Changing The Face Of Africa
Frédéric Jaeger looks at the stylistically and politically multifaceted program of the 24th edition of a film festival that specializes in documentaries and short films with a wide array of experiences from all over the world.
Ismailia, a humble, middle sized city in the northeast of Egypt, located on the Suez Canal between Cairo and Port Said, hosts the longest standing film festival for documentary films in the Arab world and is also one of the oldest on the African continent as a whole. In its 24th edition, it delivered a feature competition showcasing an astonishingly rich and wide array of experiences from all over the world, including stories with queer protagonists or others criticizing the patriarchy both in Egypt and elsewhere.
Inclusiveness and openness are the cornerstones of the program’s allure, both in the film’s perspectives and their formal approaches. The festival’s programmers have done an impressive work in assembling a stylistically and politically multifaceted body of work, including recent festival premieres from Dok Leipzig, IDFA and Visions du réel, amongst others. Some of the most memorable experiences stem from reportage-style documentaries with very straight-forward storytelling, as was the case with South African entry African Moot, directed by Shemeela Seedat. In her portrait of a young generation of law students from different African countries gathering to compete in a mock human right’s trial, she spotlights a group of idealistic, smart and activist people striving to change the face of Africa. Having all been born after the various colonial regimes in their home countries, these young women and men are hoping for a future with open borders, freedom of movement for everybody, but most of all humane living conditions and rule of law. Seedat’s documentary, which is already available in a shorter TV version on Al Jazeera’s homepage, is a fast paced drama (with a big competition element to it), advocating for human rights in a very light hearted way.
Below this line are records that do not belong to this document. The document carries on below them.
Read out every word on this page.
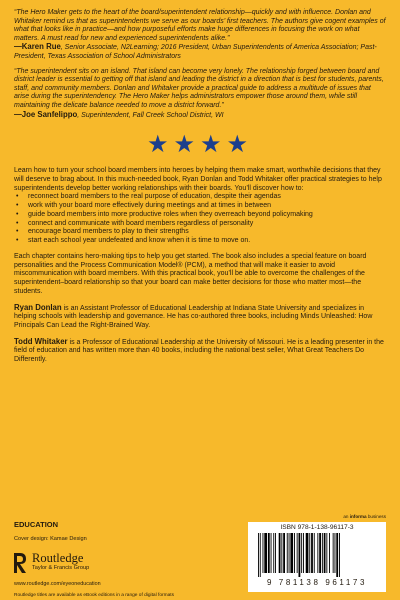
“The Hero Maker gets to the heart of the board/superintendent relationship—quickly and with influence. Donlan and Whitaker remind us that as superintendents we serve as our boards’ first teachers. The authors give cogent examples of what that looks like in practice—and how purposeful efforts make huge differences in focusing the work on what matters. A must read for new and experienced superintendents alike.”

—Karen Rue, Senior Associate, N2Learning; 2016 President, Urban Superintendents of America Association; Past-President, Texas Association of School Administrators

“The superintendent sits on an island. That island can become very lonely. The relationship forged between board and district leader is essential to getting off that island and leading the district in a direction that is best for students, parents, staff, and community members. Donlan and Whitaker provide a practical guide to address a multitude of issues that arise during the superintendency. The Hero Maker helps administrators empower those around them, while still maintaining the delicate balance needed to move a district forward.”

—Joe Sanfelippo, Superintendent, Fall Creek School District, WI

★★★★

Learn how to turn your school board members into heroes by helping them make smart, worthwhile decisions that they will deserve to brag about. In this much-needed book, Ryan Donlan and Todd Whitaker offer practical strategies to help superintendents develop better working relationships with their boards. You’ll discover how to:

• reconnect board members to the real purpose of education, despite their agendas
• work with your board more effectively during meetings and at times in between
• guide board members into more productive roles when they overreach beyond policymaking
• connect and communicate with board members regardless of personality
• encourage board members to play to their strengths
• start each school year undefeated and know when it is time to move on.

Each chapter contains hero-making tips to help you get started. The book also includes a special feature on board personalities and the Process Communication Model® (PCM), a method that will make it easier to avoid miscommunication with board members. With this practical book, you’ll be able to overcome the challenges of the superintendent–board relationship so that your board can make better decisions for those who matter most—the students.

Ryan Donlan is an Assistant Professor of Educational Leadership at Indiana State University and specializes in helping schools with leadership and governance. He has co-authored three books, including Minds Unleashed: How Principals Can Lead the Right-Brained Way.

Todd Whitaker is a Professor of Educational Leadership at the University of Missouri. He is a leading presenter in the field of education and has written more than 40 books, including the national best seller, What Great Teachers Do Differently.

an informa business
EDUCATION
Cover design: Kamae Design
Routledge
Taylor & Francis Group
www.routledge.com/eyeoneducation
Routledge titles are available as eBook editions in a range of digital formats
ISBN 978-1-138-96117-3
9 781138 961173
On the other end of the spectrum two very heavy hearted films stood out from the program: Palestinian refugee odyssey Notes On Displacement takes a plane to join a Syrian family on their journey to Germany. In a unique mix of embedded journalism, activism and cinema vérité, Khaled Jarrar communicates his growing rage against the way refugees are treated, but also against their lack of revolt. As an outsider and insider at the same time, he tries to bring the camera as close as possible to an experience of being a refugee, an impossible task and one hard to endure.
Another overtly and insistently dramatic entry was The Life of Shadia and Her Sister Sahar (حكاية شادية وأختها سحر), which had its world premiere in Ismailia. Egyptian filmmaker Ahmed Fawzi Saleh co-directed it with Menna Elshishini, who also edited the film. Putting women front and center, they never leave a family of two sisters, their five daughters’ and their sick mother. Having all been abandoned by the men in their lives and fighting for alimony, the film dives into the very private and intimate suburban lives they lead, almost without ever running into men or leaving their houses. The “huis clos” (no exit) very quickly becomes claustrophobic and one can only imagine how much so for the protagonists themselves, as they are going through loss and nervous breakdowns.
Personal perspectives and autobiographical stories were at the core of the festival’s program, with, notably, A Life Like Any Other (Une vie comme une autre), which won the award of the international jury for best feature documentary. Filming her family and using home video footage from her father, himself a filmmaker, Faustine Cros dives deep into her family life, searching for a truth which emerges as she discovers more and more traces of her mother’s depression, culminating in a heartbreaking scene of her standing next to the fridge, the shopping bags in front of her, and out of her means, explaining to her husband filming her that she simply can’t go on. As we watch her putting the groceries away, all the heaviness of her everyday life becomes palpable. By way of an intimate look at what moves her mother, Cros manages to evoke what it meant to be a woman/mother in the 1990s and 2000s, emancipated but still caring for all, overwhelmed with the many expectations.
My Lost Country (بلادي الضائعة) by Ishtar Yasin Gutiérrez, which won the FIPRESCI Award in Ismailia, is a beautiful example of the formal freedom a filmmaker can reach while telling a personal story. Biographical elements inform a meaningful story of crossing borders and finding a home with culture, body and mind. The director weaves together different strands of geopolitical history from Chile to Iraq to Russia and a personal family history of Iraqi theater. The film also achieves a poetic understanding of the relationships humans can have with what seems foreign and familiar, through humor, listening to each other, creating together and for one another, with a deep belief in justice and openness for what might not be real.
Ismailia’s documentary competition was also the home to overtly political works, such as the beautiful essay The Eclipse by Nataša Urban, starting out from a personal questioning of the director’s parents, who don’t want to remember the crimes of the past, and slowly but surely turning into a questioning of societies turning a blind eye to terrible histories of genocide and trauma in Serbia, Kosovo, Croatia, and Bosnia and Herzegovina. Linking back to many other endeavors of political filmmaking, both at the festival and the history of cinema, The Eclipse offered a refreshing formal freedom of showing without explaining and explaining without showing. It added a different prism through which to better understand the world. As did the Ismailia Film Festival as a whole with its diverse and unique programming, allowing for an enriching, thrilling, wild cinematic ride.